There has been significant investment in research and development of this peptide technology (including P11-4) by overseas industry. In addition to support from Credentis AG (G), a collaborative project with Geistlich Biomaterials (Switzerland) demonstrated that self-assembling peptides can promote highly efficient bone regeneration in an animal model.

Health impact
A new clinical intervention - a medical device for restoration of early enamel caries - has been developed, trialled in patients and a definite positive outcome demonstrated (6). Leeds researchers were involved in all stages of the product development from laboratory to chairside (C). The resulting marketed products launched in 2013 are seen by the profession to fill the previously unfilled gap between prevention and surgical intervention (J).

Sources to corroborate the impact

(A) For example: (a) "Tooth technology", EPSRC Growth Story, May 2013; (b) Story on Channel 4 news, 22^nd August 2011 ( http://www.channel4.com/news/no-more-dental-drilling-and-filling; accessed 28.10.13); (c) Daily Mail, 22^nd August 2011 (http://www.dailymail.co.uk/health/article- 2029014/Painless-tooth-fillings-drilling-make-dentist-trips-irksome.html; accessed 28.10.13).

(B) License agreements between University of Leeds and Credentis, 06.01.2011 and 02.01.2013.

(C) Letters, Chief Executive Officer, Credentis, 2013, 13^th June 2013 and 30^th August 2013.

(D) Platform technology patent: "Beta Sheet Forming Peptides"; Proprietor : UoL, Inventors : N. Boden, A. Aggeli, T. C. B. McLeish, Priority Date: 28/3/1996, European Patent No: EP 0 759 933,B1, granted 08/05/2002 and being currently maintained. The patent recognised at an early stage the potential applications of the new materials

(E) "Beta-sheet forming peptides and materials made thereof", Proprietor: UoL, Inventors : N. Boden, A. Aggeli, E. Ingham, J. Kirkham, Priority Date: 17/07/2003, European Patent No: EP 1 523 494 B1, granted 23/12/2009 and being currently maintained.

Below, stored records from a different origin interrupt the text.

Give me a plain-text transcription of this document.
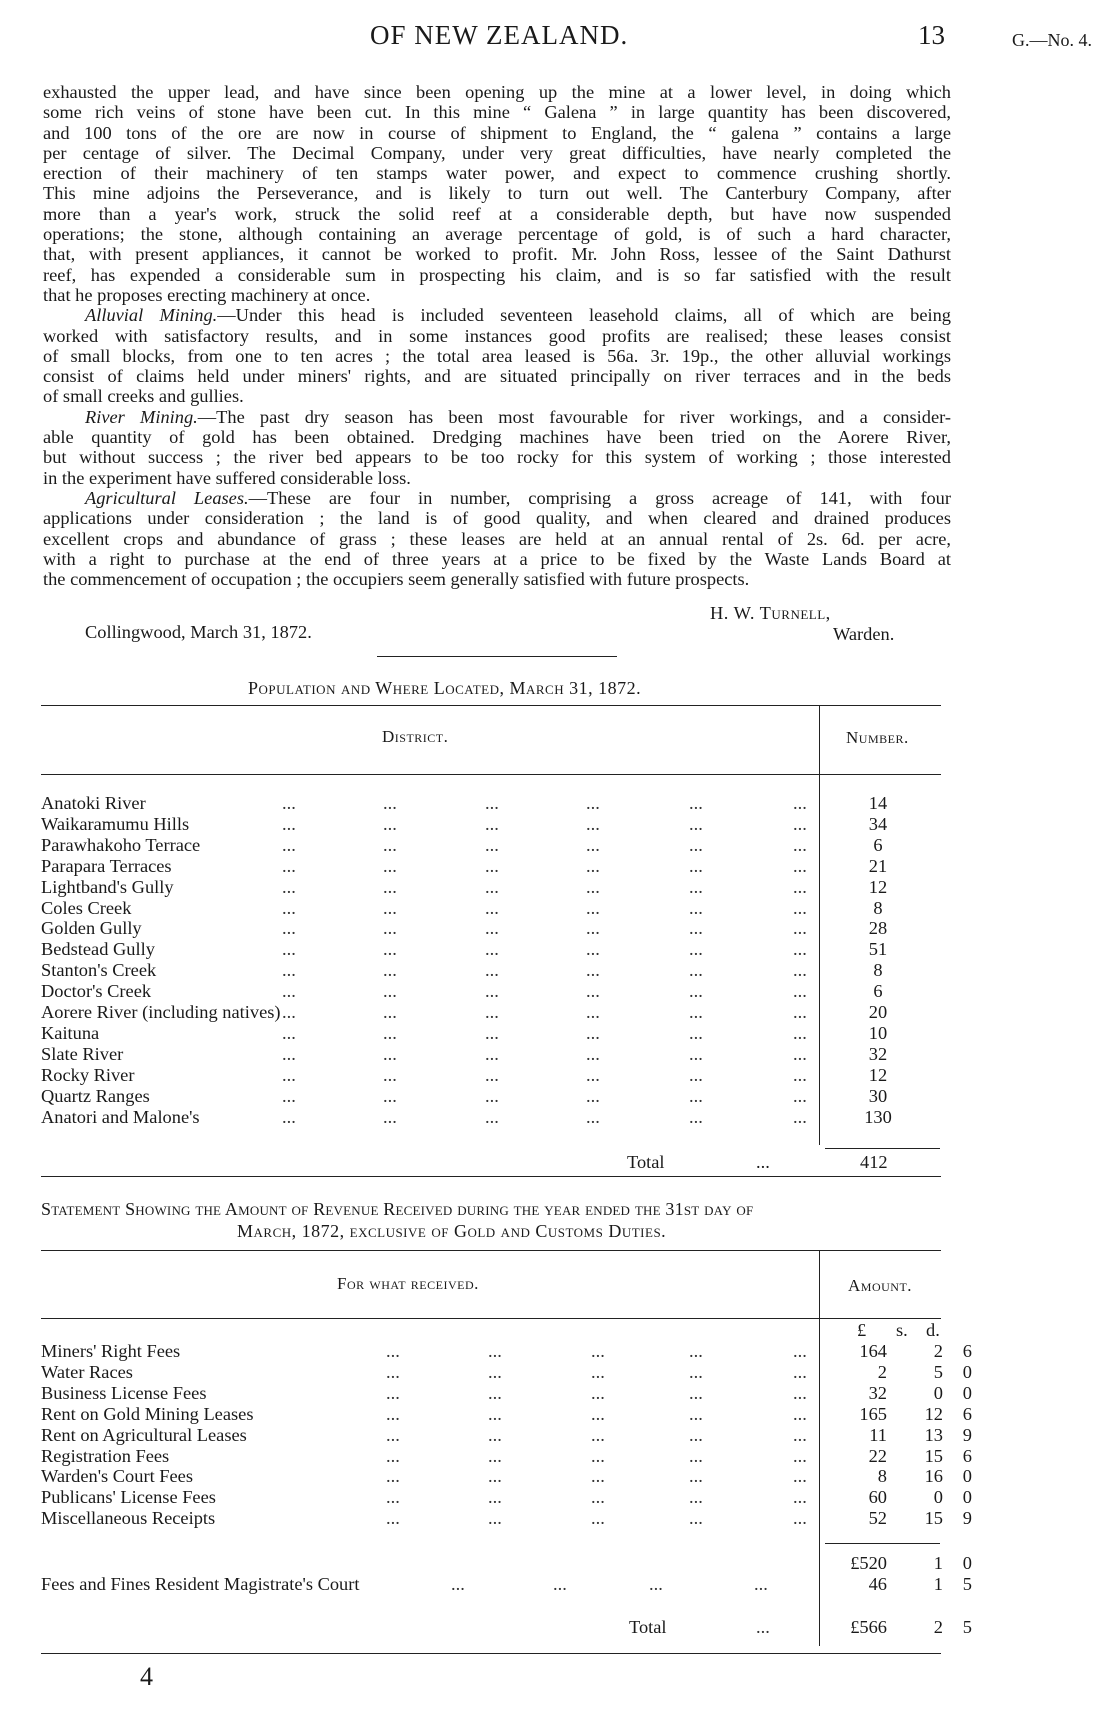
OF NEW ZEALAND.	13	G.—No. 4.
exhausted the upper lead, and have since been opening up the mine at a lower level, in doing which
some rich veins of stone have been cut. In this mine “ Galena ” in large quantity has been discovered,
and 100 tons of the ore are now in course of shipment to England, the “ galena ” contains a large
per centage of silver. The Decimal Company, under very great difficulties, have nearly completed the
erection of their machinery of ten stamps water power, and expect to commence crushing shortly.
This mine adjoins the Perseverance, and is likely to turn out well. The Canterbury Company, after
more than a year's work, struck the solid reef at a considerable depth, but have now suspended
operations; the stone, although containing an average percentage of gold, is of such a hard character,
that, with present appliances, it cannot be worked to profit. Mr. John Ross, lessee of the Saint Dathurst
reef, has expended a considerable sum in prospecting his claim, and is so far satisfied with the result
that he proposes erecting machinery at once.
Alluvial Mining.—Under this head is included seventeen leasehold claims, all of which are being
worked with satisfactory results, and in some instances good profits are realised; these leases consist
of small blocks, from one to ten acres ; the total area leased is 56a. 3r. 19p., the other alluvial workings
consist of claims held under miners' rights, and are situated principally on river terraces and in the beds
of small creeks and gullies.
River Mining.—The past dry season has been most favourable for river workings, and a consider-
able quantity of gold has been obtained. Dredging machines have been tried on the Aorere River,
but without success ; the river bed appears to be too rocky for this system of working ; those interested
in the experiment have suffered considerable loss.
Agricultural Leases.—These are four in number, comprising a gross acreage of 141, with four
applications under consideration ; the land is of good quality, and when cleared and drained produces
excellent crops and abundance of grass ; these leases are held at an annual rental of 2s. 6d. per acre,
with a right to purchase at the end of three years at a price to be fixed by the Waste Lands Board at
the commencement of occupation ; the occupiers seem generally satisfied with future prospects.
H. W. Turnell,
Collingwood, March 31, 1872.	Warden.
Population and Where Located, March 31, 1872.
District.	Number.
Anatoki River	...	...	...	...	...	...	14
Waikaramumu Hills	...	...	...	...	...	...	34
Parawhakoho Terrace	...	...	...	...	...	...	6
Parapara Terraces	...	...	...	...	...	...	21
Lightband's Gully	...	...	...	...	...	...	12
Coles Creek	...	...	...	...	...	...	8
Golden Gully	...	...	...	...	...	...	28
Bedstead Gully	...	...	...	...	...	...	51
Stanton's Creek	...	...	...	...	...	...	8
Doctor's Creek	...	...	...	...	...	...	6
Aorere River (including natives) ...	...	...	...	...	...	20
Kaituna	...	...	...	...	...	...	10
Slate River	...	...	...	...	...	...	32
Rocky River	...	...	...	...	...	...	12
Quartz Ranges	...	...	...	...	...	...	30
Anatori and Malone's	...	...	...	...	...	...	130
Total	...	412
Statement Showing the Amount of Revenue Received during the year ended the 31st day of
March, 1872, exclusive of Gold and Customs Duties.
For what received.	Amount.
£ s. d.
Miners' Right Fees	...	...	...	...	...	164	2	6
Water Races	...	...	...	...	...	2	5	0
Business License Fees	...	...	...	...	...	32	0	0
Rent on Gold Mining Leases	...	...	...	...	...	165	12	6
Rent on Agricultural Leases	...	...	...	...	...	11	13	9
Registration Fees	...	...	...	...	...	22	15	6
Warden's Court Fees	...	...	...	...	...	8	16	0
Publicans' License Fees	...	...	...	...	...	60	0	0
Miscellaneous Receipts	...	...	...	...	...	52	15	9
£520	1	0
Fees and Fines Resident Magistrate's Court	...	...	...	...	46	1	5
Total	...	£566	2	5
4
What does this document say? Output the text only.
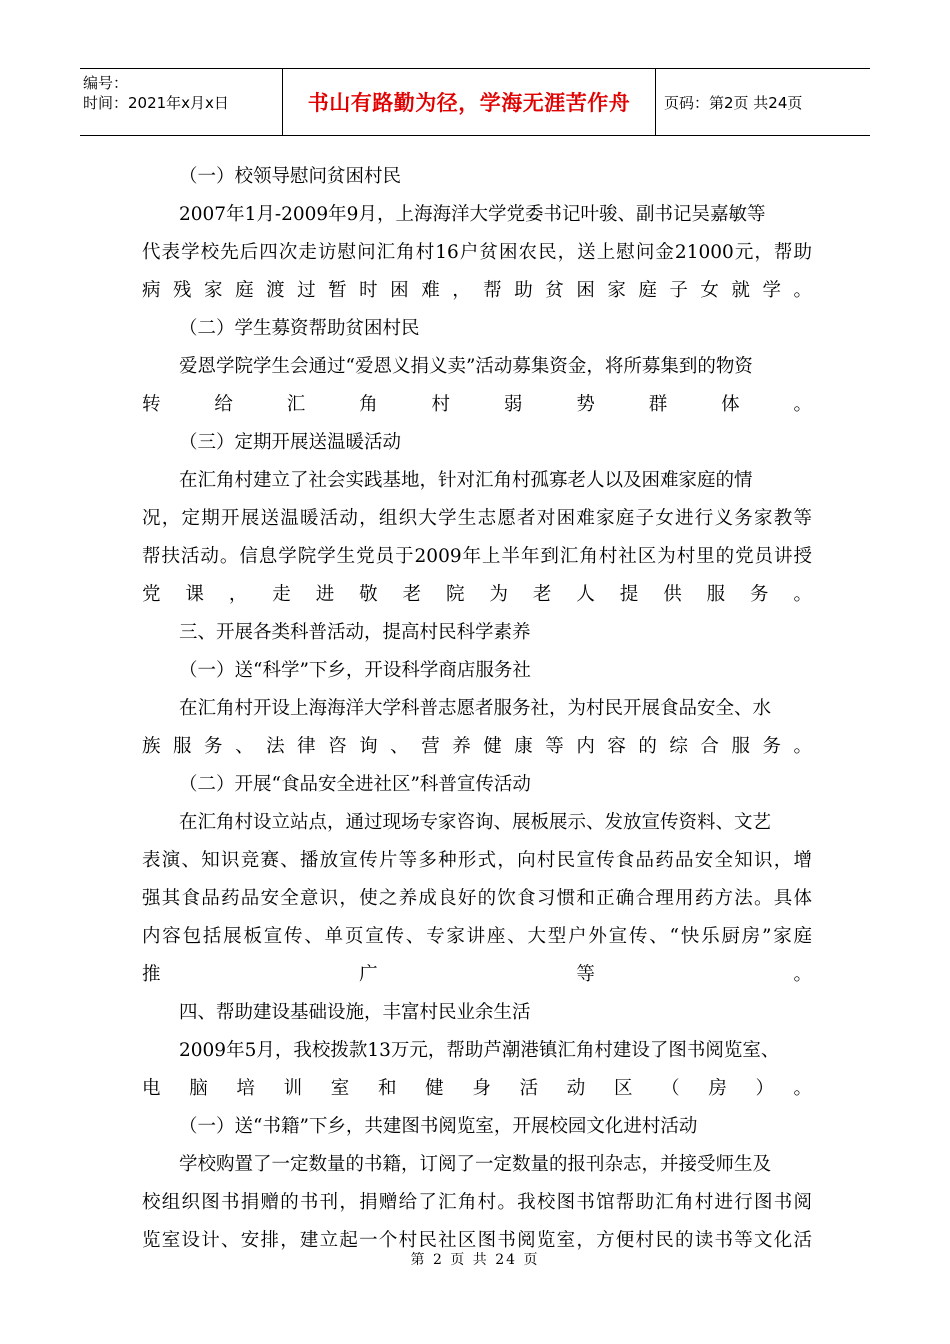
编号：
时间：2021年x月x日	书山有路勤为径，学海无涯苦作舟 页码：第2页 共24页

（一）校领导慰问贫困村民

2007年1月-2009年9月，上海海洋大学党委书记叶骏、副书记吴嘉敏等

代表学校先后四次走访慰问汇角村16户贫困农民，送上慰问金21000元，帮助

病残家庭渡过暂时困难，帮助贫困家庭子女就学。

（二）学生募资帮助贫困村民

爱恩学院学生会通过“爱恩义捐义卖”活动募集资金，将所募集到的物资

转给汇角村弱势群体。

（三）定期开展送温暖活动

在汇角村建立了社会实践基地，针对汇角村孤寡老人以及困难家庭的情

况，定期开展送温暖活动，组织大学生志愿者对困难家庭子女进行义务家教等

帮扶活动。信息学院学生党员于2009年上半年到汇角村社区为村里的党员讲授

党课，走进敬老院为老人提供服务。

三、开展各类科普活动，提高村民科学素养

（一）送“科学”下乡，开设科学商店服务社

在汇角村开设上海海洋大学科普志愿者服务社，为村民开展食品安全、水

族服务、法律咨询、营养健康等内容的综合服务。

（二）开展“食品安全进社区”科普宣传活动

在汇角村设立站点，通过现场专家咨询、展板展示、发放宣传资料、文艺

表演、知识竞赛、播放宣传片等多种形式，向村民宣传食品药品安全知识，增

强其食品药品安全意识，使之养成良好的饮食习惯和正确合理用药方法。具体

内容包括展板宣传、单页宣传、专家讲座、大型户外宣传、“快乐厨房”家庭

推广等。

四、帮助建设基础设施，丰富村民业余生活

2009年5月，我校拨款13万元，帮助芦潮港镇汇角村建设了图书阅览室、

电脑培训室和健身活动区（房）。

（一）送“书籍”下乡，共建图书阅览室，开展校园文化进村活动

学校购置了一定数量的书籍，订阅了一定数量的报刊杂志，并接受师生及

校组织图书捐赠的书刊，捐赠给了汇角村。我校图书馆帮助汇角村进行图书阅

览室设计、安排，建立起一个村民社区图书阅览室，方便村民的读书等文化活

第 2 页 共 24 页
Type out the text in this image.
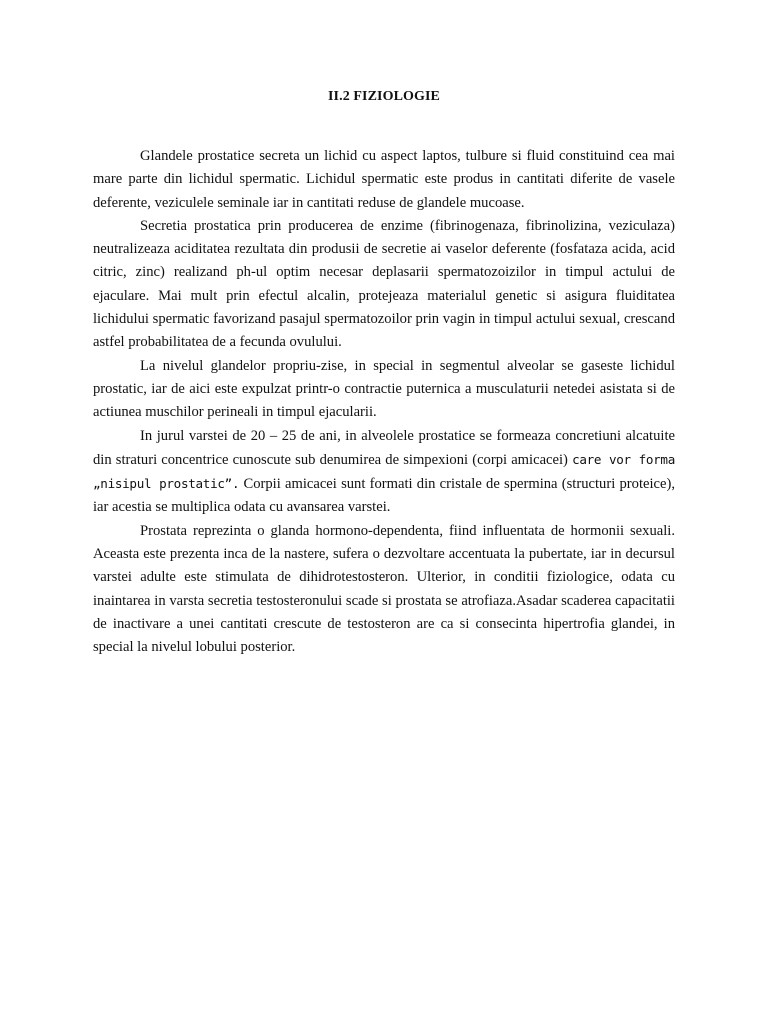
II.2 FIZIOLOGIE

Glandele prostatice secreta un lichid cu aspect laptos, tulbure si fluid constituind cea mai mare parte din lichidul spermatic. Lichidul spermatic este produs in cantitati diferite de vasele deferente, veziculele seminale iar in cantitati reduse de glandele mucoase.

Secretia prostatica prin producerea de enzime (fibrinogenaza, fibrinolizina, veziculaza) neutralizeaza aciditatea rezultata din produsii de secretie ai vaselor deferente (fosfataza acida, acid citric, zinc) realizand ph-ul optim necesar deplasarii spermatozoizilor in timpul actului de ejaculare. Mai mult prin efectul alcalin, protejeaza materialul genetic si asigura fluiditatea lichidului spermatic favorizand pasajul spermatozoilor prin vagin in timpul actului sexual, crescand astfel probabilitatea de a fecunda ovulului.

La nivelul glandelor propriu-zise, in special in segmentul alveolar se gaseste lichidul prostatic, iar de aici este expulzat printr-o contractie puternica a musculaturii netedei asistata si de actiunea muschilor perineali in timpul ejacularii.

In jurul varstei de 20 – 25 de ani, in alveolele prostatice se formeaza concretiuni alcatuite din straturi concentrice cunoscute sub denumirea de simpexioni (corpi amicacei) care vor forma „nisipul prostatic”. Corpii amicacei sunt formati din cristale de spermina (structuri proteice), iar acestia se multiplica odata cu avansarea varstei.

Prostata reprezinta o glanda hormono-dependenta, fiind influentata de hormonii sexuali. Aceasta este prezenta inca de la nastere, sufera o dezvoltare accentuata la pubertate, iar in decursul varstei adulte este stimulata de dihidrotestosteron. Ulterior, in conditii fiziologice, odata cu inaintarea in varsta secretia testosteronului scade si prostata se atrofiaza.Asadar scaderea capacitatii de inactivare a unei cantitati crescute de testosteron are ca si consecinta hipertrofia glandei, in special la nivelul lobului posterior.
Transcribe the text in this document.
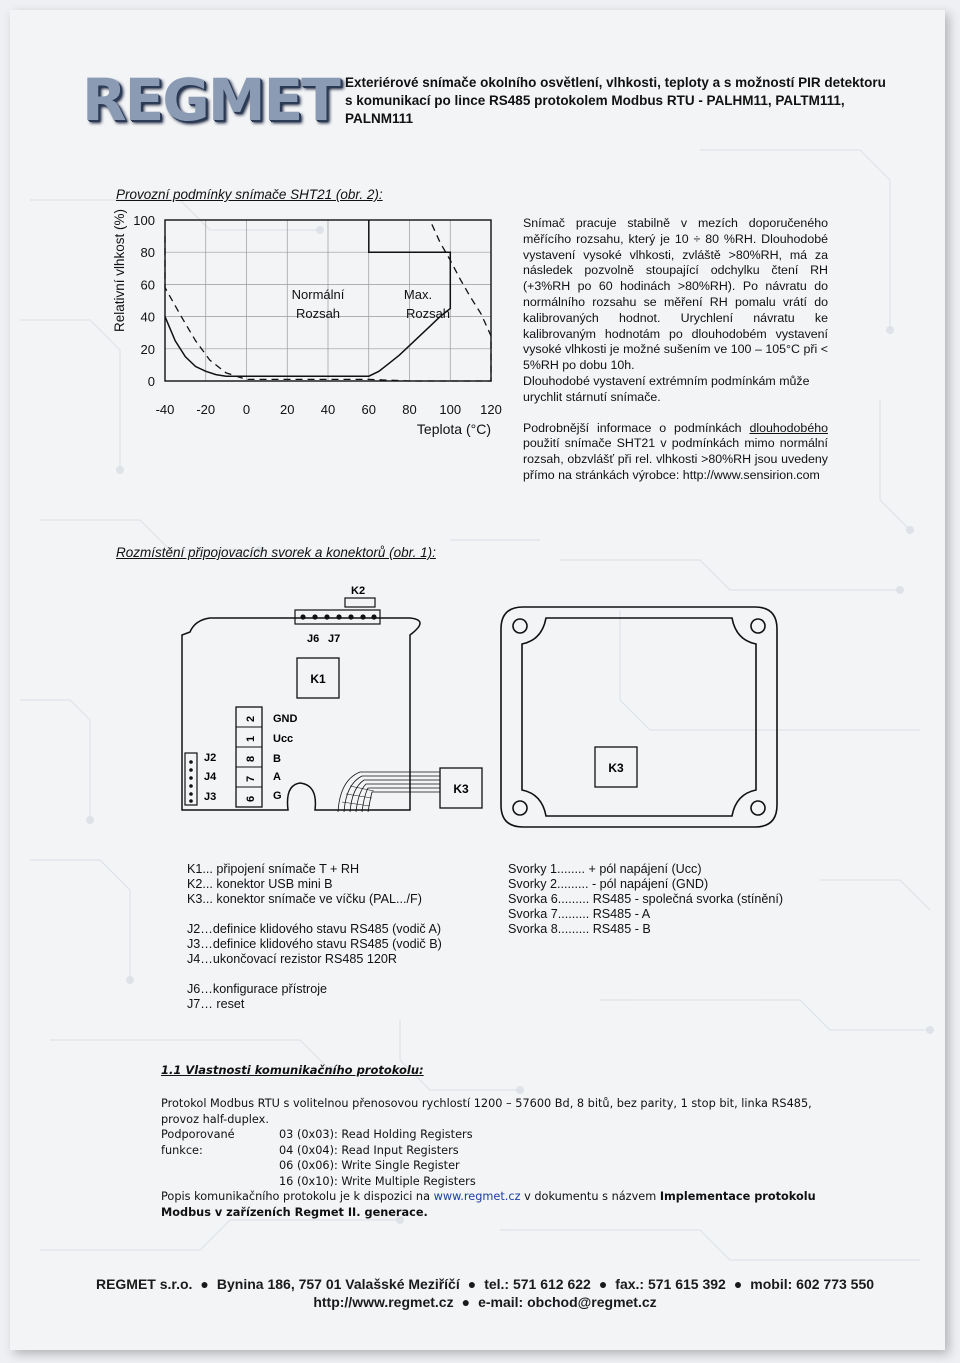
REGMET Exteriérové snímače okolního osvětlení, vlhkosti, teploty a s možností PIR detektoru
s komunikací po lince RS485 protokolem Modbus RTU - PALHM11, PALTM111, PALNM111
Provozní podmínky snímače SHT21 (obr. 2):
0
20
40
60
80
100
-40 -20 0 20 40 60 80 100 120
Relativní vlhkost (%)
Teplota (°C)
Normální
Rozsah
Max.
Rozsah
Snímač pracuje stabilně v mezích doporučeného měřícího rozsahu, který je 10 ÷ 80 %RH. Dlouhodobé vystavení vysoké vlhkosti, zvláště >80%RH, má za následek pozvolně stoupající odchylku čtení RH (+3%RH po 60 hodinách >80%RH). Po návratu do normálního rozsahu se měření RH pomalu vrátí do kalibrovaných hodnot. Urychlení návratu ke kalibrovaným hodnotám po dlouhodobém vystavení vysoké vlhkosti je možné sušením ve 100 – 105°C při < 5%RH po dobu 10h.
Dlouhodobé vystavení extrémním podmínkám může urychlit stárnutí snímače.
Podrobnější informace o podmínkách dlouhodobého použití snímače SHT21 v podmínkách mimo normální rozsah, obzvlášť při rel. vlhkosti >80%RH jsou uvedeny přímo na stránkách výrobce: http://www.sensirion.com
Rozmístění připojovacích svorek a konektorů (obr. 1):
K2
J6 J7
K1
J2
J4
J3
2
1
8
7
6
GND
Ucc
B
A
G	K3
K3
K1... připojení snímače T + RH
K2... konektor USB mini B
K3... konektor snímače ve víčku (PAL.../F)
J2…definice klidového stavu RS485 (vodič A)
J3…definice klidového stavu RS485 (vodič B)
J4…ukončovací rezistor RS485 120R
J6…konfigurace přístroje
J7… reset
Svorky 1........ + pól napájení (Ucc)
Svorky 2......... - pól napájení (GND)
Svorka 6......... RS485 - společná svorka (stínění)
Svorka 7......... RS485 - A
Svorka 8......... RS485 - B
1.1 Vlastnosti komunikačního protokolu:
Protokol Modbus RTU s volitelnou přenosovou rychlostí 1200 – 57600 Bd, 8 bitů, bez parity, 1 stop bit, linka RS485, provoz half-duplex.
Podporované funkce:
03 (0x03): Read Holding Registers
04 (0x04): Read Input Registers
06 (0x06): Write Single Register
16 (0x10): Write Multiple Registers
Popis komunikačního protokolu je k dispozici na www.regmet.cz v dokumentu s názvem Implementace protokolu Modbus v zařízeních Regmet II. generace.
REGMET s.r.o. ● Bynina 186, 757 01 Valašské Meziříčí ● tel.: 571 612 622 ● fax.: 571 615 392 ● mobil: 602 773 550
http://www.regmet.cz ● e-mail: obchod@regmet.cz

(F) "Beta Sheet Tapes Ribbons in Tissue Engineering", Assignee: UoL, Inventors: N. Boden, A. Aggeli, E. Ingham, J. Kirkham, US Patent No: US 7700721, granted 20/4/2010 and being currently maintained.

(G) Collaborative agreement with Credentis AG, 29^th April 2013.

(H) "Curodont™ Repair and Curodont Protect™ for the treatment and prevention of tooth decay", NIHR Horizon Scanning Centre, University of Birmingham, July 2013.

(I) Letter, Commercial Director, Optident Ltd., 24^th September 2013.

(J) "Curolux Technology: Regenerative Cutting-Edge Technology", brochure containing quotes from independent dental practitioners who have used Curodont^TM Repair, 2013.